The Asian country’s Fintech Lenders Association (AFPI) deputy chairman Sunu Widyatmoko has revealed that several clients faced challenges when trying to obtain loans during the Coronavirus crisis.

As reported by the Jakarta Post, Widyatmoko said that COVID-19 has caused several P2P lending companies in Indonesia to “decrease new loan disbursement.”

Widyatmoko confirmed that the loan process had become more strict or tougher for people that had submitted new applications and that it might be a consequence of an industry that specifically aimed to serve unbanked or underbanked consumers, whose loans would incur considerably more risks than others.

Data from the Financial Services Authority, or OJK (an Indonesian government agency which regulates and supervises the nation’s financial services industry), reveals that loan disbursement from the country’s P2P lending platforms slowed down considerably in recent months (during the pandemic).

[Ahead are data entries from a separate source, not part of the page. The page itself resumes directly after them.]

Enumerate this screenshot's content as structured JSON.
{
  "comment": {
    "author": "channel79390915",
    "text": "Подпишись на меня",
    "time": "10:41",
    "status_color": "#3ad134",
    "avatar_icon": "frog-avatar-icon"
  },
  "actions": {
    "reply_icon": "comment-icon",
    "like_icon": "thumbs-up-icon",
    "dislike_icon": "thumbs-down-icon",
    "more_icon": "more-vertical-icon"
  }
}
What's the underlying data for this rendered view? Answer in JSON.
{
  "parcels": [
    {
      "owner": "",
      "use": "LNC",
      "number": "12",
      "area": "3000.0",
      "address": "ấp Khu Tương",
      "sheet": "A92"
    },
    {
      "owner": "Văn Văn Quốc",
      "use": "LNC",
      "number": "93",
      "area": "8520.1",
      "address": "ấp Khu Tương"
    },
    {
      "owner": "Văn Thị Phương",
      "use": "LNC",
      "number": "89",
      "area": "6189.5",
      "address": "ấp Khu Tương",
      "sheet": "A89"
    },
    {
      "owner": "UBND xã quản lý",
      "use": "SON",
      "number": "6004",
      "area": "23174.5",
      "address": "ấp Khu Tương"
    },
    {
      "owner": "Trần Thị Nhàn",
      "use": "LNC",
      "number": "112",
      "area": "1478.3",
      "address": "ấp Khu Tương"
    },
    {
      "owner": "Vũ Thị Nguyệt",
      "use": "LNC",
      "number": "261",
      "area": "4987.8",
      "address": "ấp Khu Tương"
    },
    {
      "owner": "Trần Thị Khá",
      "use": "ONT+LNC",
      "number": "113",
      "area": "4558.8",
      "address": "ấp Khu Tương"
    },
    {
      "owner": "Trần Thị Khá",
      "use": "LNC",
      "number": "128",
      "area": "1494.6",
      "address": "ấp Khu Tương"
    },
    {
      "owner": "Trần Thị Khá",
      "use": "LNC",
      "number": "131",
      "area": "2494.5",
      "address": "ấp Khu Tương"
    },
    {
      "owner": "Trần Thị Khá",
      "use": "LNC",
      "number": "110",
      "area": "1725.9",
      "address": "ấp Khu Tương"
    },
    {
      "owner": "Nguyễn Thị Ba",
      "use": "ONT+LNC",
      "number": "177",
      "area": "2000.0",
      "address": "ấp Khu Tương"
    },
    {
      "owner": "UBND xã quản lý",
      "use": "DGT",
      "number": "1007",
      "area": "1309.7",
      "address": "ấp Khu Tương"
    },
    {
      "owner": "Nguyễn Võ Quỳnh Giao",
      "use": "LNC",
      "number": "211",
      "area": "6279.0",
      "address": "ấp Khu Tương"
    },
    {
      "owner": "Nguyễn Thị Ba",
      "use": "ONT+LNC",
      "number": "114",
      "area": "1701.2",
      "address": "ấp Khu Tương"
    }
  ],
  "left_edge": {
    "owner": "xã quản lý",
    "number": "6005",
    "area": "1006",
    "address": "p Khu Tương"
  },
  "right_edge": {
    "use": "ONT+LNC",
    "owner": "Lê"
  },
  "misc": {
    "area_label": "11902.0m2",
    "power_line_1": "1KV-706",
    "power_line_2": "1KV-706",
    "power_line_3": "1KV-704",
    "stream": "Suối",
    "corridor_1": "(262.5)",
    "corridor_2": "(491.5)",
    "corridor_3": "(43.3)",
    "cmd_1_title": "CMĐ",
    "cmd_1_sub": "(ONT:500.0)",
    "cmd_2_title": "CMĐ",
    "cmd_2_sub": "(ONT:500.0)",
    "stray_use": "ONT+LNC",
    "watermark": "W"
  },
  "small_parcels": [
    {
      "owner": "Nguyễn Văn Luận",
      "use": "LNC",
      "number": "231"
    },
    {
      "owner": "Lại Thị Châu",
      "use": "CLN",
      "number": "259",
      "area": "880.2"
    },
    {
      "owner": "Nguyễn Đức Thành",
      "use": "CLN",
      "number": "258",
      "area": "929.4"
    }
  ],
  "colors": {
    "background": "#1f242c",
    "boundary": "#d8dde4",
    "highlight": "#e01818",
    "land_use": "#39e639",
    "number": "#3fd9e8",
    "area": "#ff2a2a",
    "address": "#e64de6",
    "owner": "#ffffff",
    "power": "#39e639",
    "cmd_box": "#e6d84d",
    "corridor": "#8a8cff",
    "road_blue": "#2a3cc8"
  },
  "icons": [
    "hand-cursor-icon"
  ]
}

In May 2020, the growth of loan disbursement was merely 3.12% year-on-year to a total of just Rp 109.18 trillion (appr. $7.6 billion) from Rp 106.06 trillion – which was recorded in April 2020. Meanwhile, loan issuance increased by 10.87% per year to Rp 41.03 trillion during the same time period last year.

Bank loan disbursements increased by only 3.04% year-over-year in May, which was notably a lot slower than 5.73% in April 2020, as the COVID-19 outbreak appears to have negatively impacted the industry.

As seen in other parts of the world, the Coronavirus crisis in Indonesia has disrupted most business sectors due to lockdown measures and other social distancing restrictions being enforced to prevent the further spread of the virus.

The Indonesian government has now projected that the $1 trillion economy will grow only 1% in 2020, and could even contract 0.4% from significant growth of 5.02% last year.

Widyatmoko clarified that not all lenders were being forced to adjust their business models. This, as different lending platforms have their own particular risk preferences.

While there’s definitely been a slowdown in total loan disbursement growth, there also been a net positive gain among loans channeling to relatively more productive sectors of Indonesia’s economy. For instance, the nation’s healthcare sectors have grown, because of SMEs offering much-needed medical supplies and equipment.

Other local sectors such as those specializing or focused on food distribution, agriculture products, packaged meals, and the Indonesian telecommunications industry are expected to grow steadily, according to Kuseryansyah, the AFPI managing director.

Notably, Indonesian authorities have cautioned consumers that they need to be careful and be on the lookout for illegal P2P lending platforms. Authorities have reportedly blocked 694 illegal lending services in 2020, which now brings the total number of fraudulent platforms blocked to 2,591 in the past two years.

Tongam Lumban Tobing, the OJK task force chairman, has noted:

“Borrow from a fintech P2P lending firm that has already been registered with the OJK.”